Хемингуэй задается совершенно иным вопросом: не «как много я могу сюда вместить?», но «как мало я могу сказать?». Для него настоящая драма жизни заключена в том, что остается несказанным, в значении, скрытом за диалогами. Всякому известны его простые предложения – пригоршня слов, подлежащее, сказуемое, дополнение и все, чуть-чуть прилагательных, еще меньше наречий, существительных и глаголов. Я хочу поговорить о прилагательных. Они столь же чудесны, как и у Фолкнера: «хороший», «чудесный», «ладно», «отличный», «милый», «славный».
Дорогой Ватсон, вот это-то и примечательно. «Милый» похоже на ту сторожевую собаку из рассказа Конан Дойла «Серебряный», которая не залаяла ночью, потому что узнала убийцу. Обратимся к дебютному роману Хемингуэя «И восходит солнце» (1926). Прежде всего он правдоподобно передает речь определенных людей в определенный исторический момент. Они, приехавшие в основном из США, но также и из Англии, проводят время то в Париже, то в Испании, стараясь начать новую жизнь на осколках старой, разбитой после Первой мировой войны, и, подобно рассказчику в поэме Т. С. Элиота «Бесплодная земля», разбиваются о руины исчезающей цивилизации.
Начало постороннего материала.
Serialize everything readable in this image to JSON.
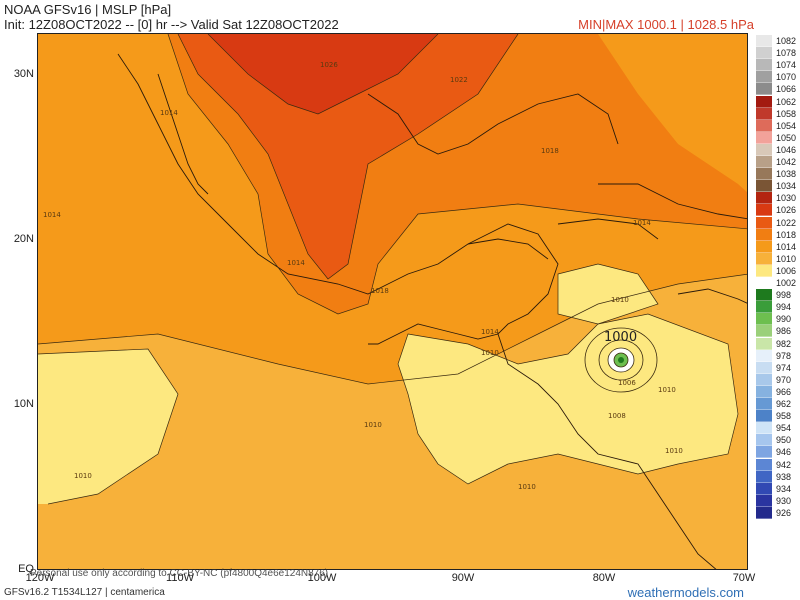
{
  "header": {
    "title": "NOAA GFSv16 | MSLP [hPa]",
    "init": "Init: 12Z08OCT2022 -- [0] hr --> Valid Sat 12Z08OCT2022",
    "minmax": "MIN|MAX 1000.1 | 1028.5 hPa"
  },
  "map": {
    "lat_labels": [
      "30N",
      "20N",
      "10N",
      "EQ"
    ],
    "lon_labels": [
      "120W",
      "110W",
      "100W",
      "90W",
      "80W",
      "70W"
    ],
    "isobar_labels": [
      "1026",
      "1022",
      "1018",
      "1014",
      "1014",
      "1014",
      "1014",
      "1018",
      "1014",
      "1010",
      "1010",
      "1010",
      "1010",
      "1010",
      "1006",
      "1008",
      "1010",
      "1010"
    ],
    "low_center_label": "1000",
    "colors": {
      "hp_1002": "#ffffff",
      "hp_1006": "#fde880",
      "hp_1010": "#f7b13a",
      "hp_1014": "#f59a1a",
      "hp_1018": "#f17e12",
      "hp_1022": "#e95a13",
      "hp_1026": "#d83a12",
      "low_core": "#3a9d3a"
    }
  },
  "colorbar": {
    "entries": [
      {
        "label": "1082",
        "color": "#e8e8e8"
      },
      {
        "label": "1078",
        "color": "#d0d0d0"
      },
      {
        "label": "1074",
        "color": "#b8b8b8"
      },
      {
        "label": "1070",
        "color": "#a0a0a0"
      },
      {
        "label": "1066",
        "color": "#8c8c8c"
      },
      {
        "label": "1062",
        "color": "#a31a10"
      },
      {
        "label": "1058",
        "color": "#c0392b"
      },
      {
        "label": "1054",
        "color": "#de6b5a"
      },
      {
        "label": "1050",
        "color": "#f2a29a"
      },
      {
        "label": "1046",
        "color": "#d8c8b8"
      },
      {
        "label": "1042",
        "color": "#b8a088"
      },
      {
        "label": "1038",
        "color": "#97785a"
      },
      {
        "label": "1034",
        "color": "#7a5535"
      },
      {
        "label": "1030",
        "color": "#b32510"
      },
      {
        "label": "1026",
        "color": "#d83a12"
      },
      {
        "label": "1022",
        "color": "#e95a13"
      },
      {
        "label": "1018",
        "color": "#f17e12"
      },
      {
        "label": "1014",
        "color": "#f59a1a"
      },
      {
        "label": "1010",
        "color": "#f7b13a"
      },
      {
        "label": "1006",
        "color": "#fde880"
      },
      {
        "label": "1002",
        "color": "#ffffff"
      },
      {
        "label": "998",
        "color": "#1e7a1e"
      },
      {
        "label": "994",
        "color": "#3a9d3a"
      },
      {
        "label": "990",
        "color": "#6dbf4f"
      },
      {
        "label": "986",
        "color": "#9bd07a"
      },
      {
        "label": "982",
        "color": "#c9e6a8"
      },
      {
        "label": "978",
        "color": "#e6f0fa"
      },
      {
        "label": "974",
        "color": "#c8ddf2"
      },
      {
        "label": "970",
        "color": "#a8c8ea"
      },
      {
        "label": "966",
        "color": "#86b2e0"
      },
      {
        "label": "962",
        "color": "#6699d4"
      },
      {
        "label": "958",
        "color": "#4d82c8"
      },
      {
        "label": "954",
        "color": "#cfe4f7"
      },
      {
        "label": "950",
        "color": "#a6c6ee"
      },
      {
        "label": "946",
        "color": "#7ea5e2"
      },
      {
        "label": "942",
        "color": "#5c86d4"
      },
      {
        "label": "938",
        "color": "#4066c4"
      },
      {
        "label": "934",
        "color": "#3149b3"
      },
      {
        "label": "930",
        "color": "#2a34a0"
      },
      {
        "label": "926",
        "color": "#232a8c"
      }
    ]
  },
  "footer": {
    "disclaimer": "Personal use only according to CC-BY-NC (pf4800Q4e6e124N876)",
    "model_info": "GFSv16.2 T1534L127 | centamerica",
    "brand": "weathermodels.com"
  }
}
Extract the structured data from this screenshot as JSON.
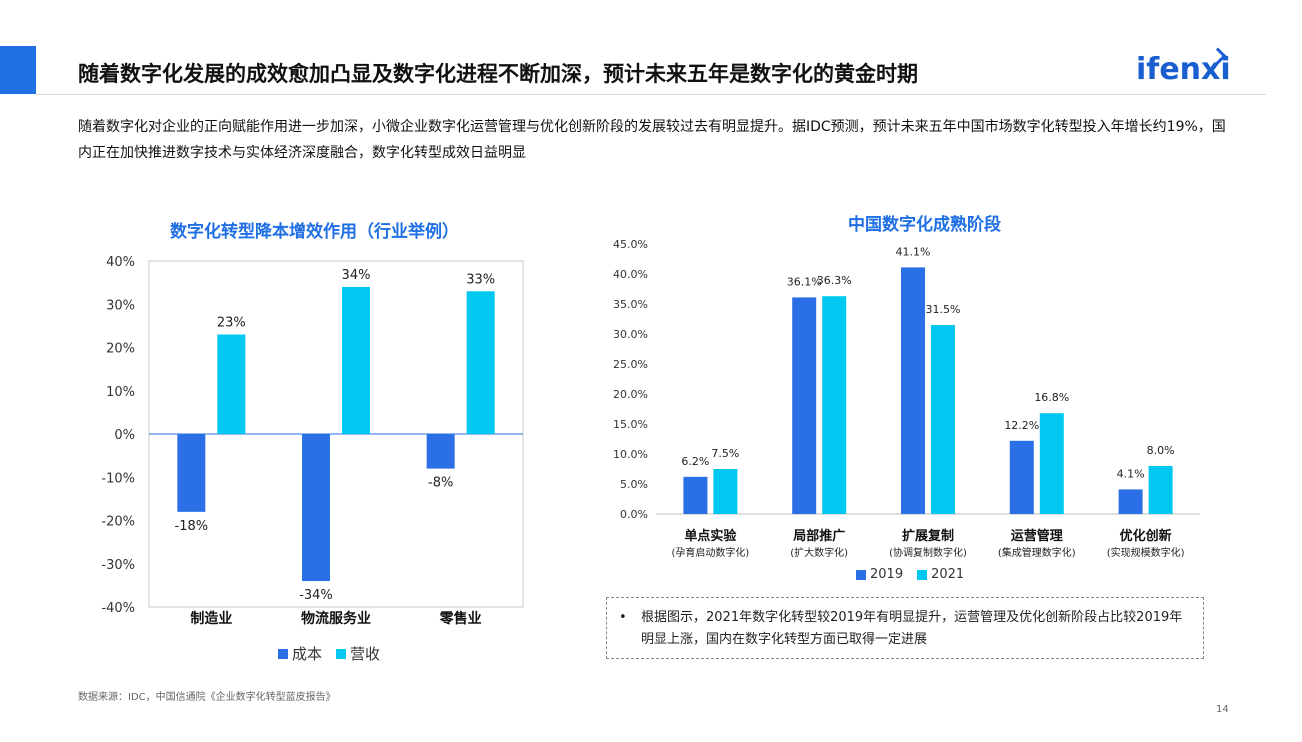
{
  "title": "随着数字化发展的成效愈加凸显及数字化进程不断加深，预计未来五年是数字化的黄金时期",
  "logo": "ifenxi",
  "intro": "随着数字化对企业的正向赋能作用进一步加深，小微企业数字化运营管理与优化创新阶段的发展较过去有明显提升。据IDC预测，预计未来五年中国市场数字化转型投入年增长约19%，国内正在加快推进数字技术与实体经济深度融合，数字化转型成效日益明显",
  "note": "根据图示，2021年数字化转型较2019年有明显提升，运营管理及优化创新阶段占比较2019年明显上涨，国内在数字化转型方面已取得一定进展",
  "source": "数据来源：IDC，中国信通院《企业数字化转型蓝皮报告》",
  "page_number": "14",
  "colors": {
    "accent": "#1f6fe5",
    "series_a": "#2b6fe6",
    "series_b": "#00c8f0"
  },
  "chart_data": [
    {
      "type": "bar",
      "title": "数字化转型降本增效作用（行业举例）",
      "categories": [
        "制造业",
        "物流服务业",
        "零售业"
      ],
      "series": [
        {
          "name": "成本",
          "values": [
            -18,
            -34,
            -8
          ],
          "labels": [
            "-18%",
            "-34%",
            "-8%"
          ]
        },
        {
          "name": "营收",
          "values": [
            23,
            34,
            33
          ],
          "labels": [
            "23%",
            "34%",
            "33%"
          ]
        }
      ],
      "ylim": [
        -40,
        40
      ],
      "yticks": [
        40,
        30,
        20,
        10,
        0,
        -10,
        -20,
        -30,
        -40
      ],
      "ytick_labels": [
        "40%",
        "30%",
        "20%",
        "10%",
        "0%",
        "-10%",
        "-20%",
        "-30%",
        "-40%"
      ],
      "legend": "bottom",
      "grid": false
    },
    {
      "type": "bar",
      "title": "中国数字化成熟阶段",
      "categories": [
        "单点实验",
        "局部推广",
        "扩展复制",
        "运营管理",
        "优化创新"
      ],
      "subcategories": [
        "(孕育启动数字化)",
        "(扩大数字化)",
        "(协调复制数字化)",
        "(集成管理数字化)",
        "(实现规模数字化)"
      ],
      "series": [
        {
          "name": "2019",
          "values": [
            6.2,
            36.1,
            41.1,
            12.2,
            4.1
          ],
          "labels": [
            "6.2%",
            "36.1%",
            "41.1%",
            "12.2%",
            "4.1%"
          ]
        },
        {
          "name": "2021",
          "values": [
            7.5,
            36.3,
            31.5,
            16.8,
            8.0
          ],
          "labels": [
            "7.5%",
            "36.3%",
            "31.5%",
            "16.8%",
            "8.0%"
          ]
        }
      ],
      "ylim": [
        0,
        45
      ],
      "yticks": [
        45,
        40,
        35,
        30,
        25,
        20,
        15,
        10,
        5,
        0
      ],
      "ytick_labels": [
        "45.0%",
        "40.0%",
        "35.0%",
        "30.0%",
        "25.0%",
        "20.0%",
        "15.0%",
        "10.0%",
        "5.0%",
        "0.0%"
      ],
      "legend": "bottom",
      "grid": false
    }
  ]
}
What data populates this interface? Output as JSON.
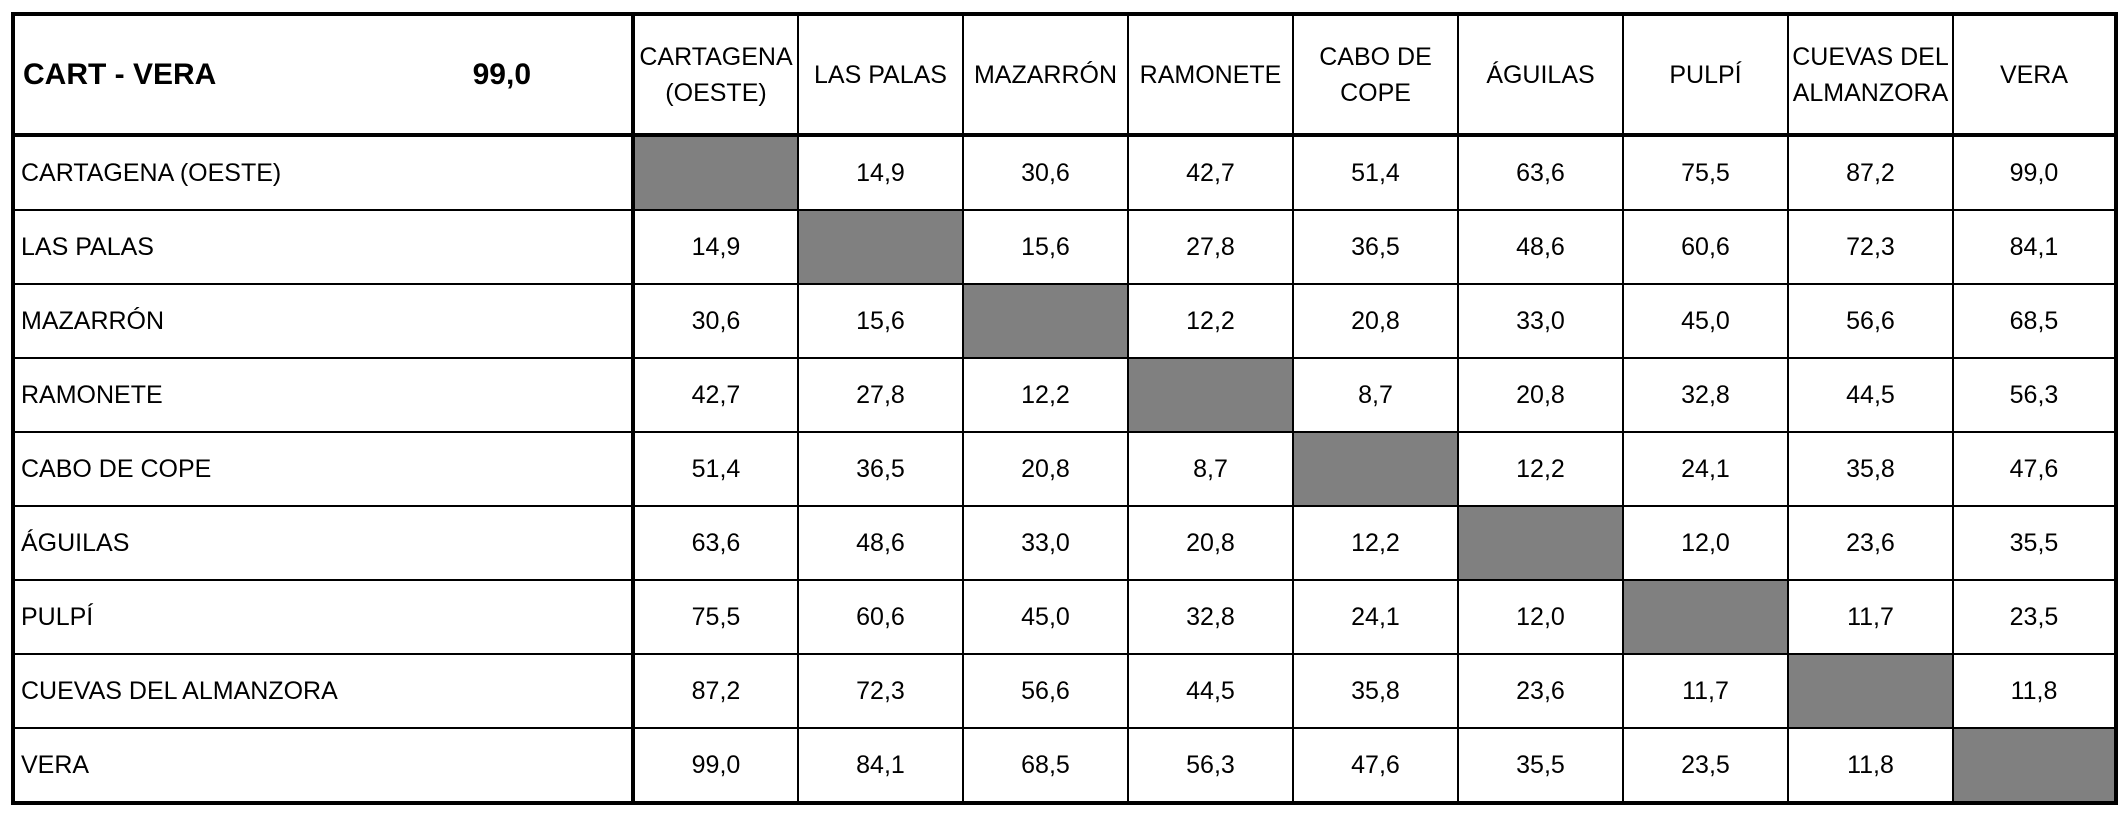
{
  "title": {
    "route": "CART - VERA",
    "distance": "99,0"
  },
  "columns": [
    "CARTAGENA\n(OESTE)",
    "LAS PALAS",
    "MAZARRÓN",
    "RAMONETE",
    "CABO DE\nCOPE",
    "ÁGUILAS",
    "PULPÍ",
    "CUEVAS DEL\nALMANZORA",
    "VERA"
  ],
  "rows": [
    {
      "label": "CARTAGENA (OESTE)",
      "values": [
        "",
        "14,9",
        "30,6",
        "42,7",
        "51,4",
        "63,6",
        "75,5",
        "87,2",
        "99,0"
      ]
    },
    {
      "label": "LAS PALAS",
      "values": [
        "14,9",
        "",
        "15,6",
        "27,8",
        "36,5",
        "48,6",
        "60,6",
        "72,3",
        "84,1"
      ]
    },
    {
      "label": "MAZARRÓN",
      "values": [
        "30,6",
        "15,6",
        "",
        "12,2",
        "20,8",
        "33,0",
        "45,0",
        "56,6",
        "68,5"
      ]
    },
    {
      "label": "RAMONETE",
      "values": [
        "42,7",
        "27,8",
        "12,2",
        "",
        "8,7",
        "20,8",
        "32,8",
        "44,5",
        "56,3"
      ]
    },
    {
      "label": "CABO DE COPE",
      "values": [
        "51,4",
        "36,5",
        "20,8",
        "8,7",
        "",
        "12,2",
        "24,1",
        "35,8",
        "47,6"
      ]
    },
    {
      "label": "ÁGUILAS",
      "values": [
        "63,6",
        "48,6",
        "33,0",
        "20,8",
        "12,2",
        "",
        "12,0",
        "23,6",
        "35,5"
      ]
    },
    {
      "label": "PULPÍ",
      "values": [
        "75,5",
        "60,6",
        "45,0",
        "32,8",
        "24,1",
        "12,0",
        "",
        "11,7",
        "23,5"
      ]
    },
    {
      "label": "CUEVAS DEL ALMANZORA",
      "values": [
        "87,2",
        "72,3",
        "56,6",
        "44,5",
        "35,8",
        "23,6",
        "11,7",
        "",
        "11,8"
      ]
    },
    {
      "label": "VERA",
      "values": [
        "99,0",
        "84,1",
        "68,5",
        "56,3",
        "47,6",
        "35,5",
        "23,5",
        "11,8",
        ""
      ]
    }
  ],
  "colors": {
    "diagonal_fill": "#808080",
    "grid": "#000000"
  }
}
Чаще всего они и изъясняются отрывочно, как бы кусочками, почти ничего не открывая. Эти герои, все без исключения, подобны поврежденному товару, страдают от физических и психологических травм, лишены малейших иллюзий в отношении человечества или благородства общего дела, не понаслышке знают, что такое переживания и страдания. Поврежденное мужское достоинство Джейка Барнса лишь самый заметный – и наглядный – ущерб, нанесенный войной. Каждый страдал, каждый чего-то лишился: друзей, здравого рассудка, части тела, души. Вот поэтому их речь и сделана такой, чтобы подавлять чувства, чтобы как можно меньше рассказывать об их внутренней жизни. Роберт Кон, друг, презираемый Джейком, везде, где только можно, нарушает законы своего круга. Он имеет определенные привилегии (окончил Принстон), добился успехов по сравнению с остальными, так и не утвердившимися в жизни, еврей среди неевреев, не имеющий опыта участия в войне, сверхъсерьезный, недостаточно осторожный. И пожалуй, хуже всего – чересчур говорливый.
Выйдя из магазина, мы пошли посмотреть на собор. Кон что-то говорил о том, что это прекрасный образец чего-то, – не помню чего. Мне собор показался красивым – красивым и неярким, как испанские церкви.
Слишком отличаться от других или слишком много знать – это непростительно. Правила этой группы ясны, хотя нигде и не записаны: говори мало и не по существу. «Милый» – хорошо, сойдет даже «милый и сумасшедший», но этого довольно. Говорили ли так люди после войны? Да, если они были определенного возраста, если они испытали страдания войны, если были недовольны, отстранены, бесприютны, несчастливы. Таких было немало. Наверное, двадцатые годы двадцатого века и были веком джаза, как назвал их Фицджеральд, но десятилетие Хемингуэя можно было бы назвать веком без корней. Не совсем одно и то же, так ведь? Да, его люди были именно таковы: без корней, не привязанные ни к чему, ни к чему не стремящиеся и так же разрушающие себя, как герои Фицджеральда. Но дело здесь не просто в исторической точности.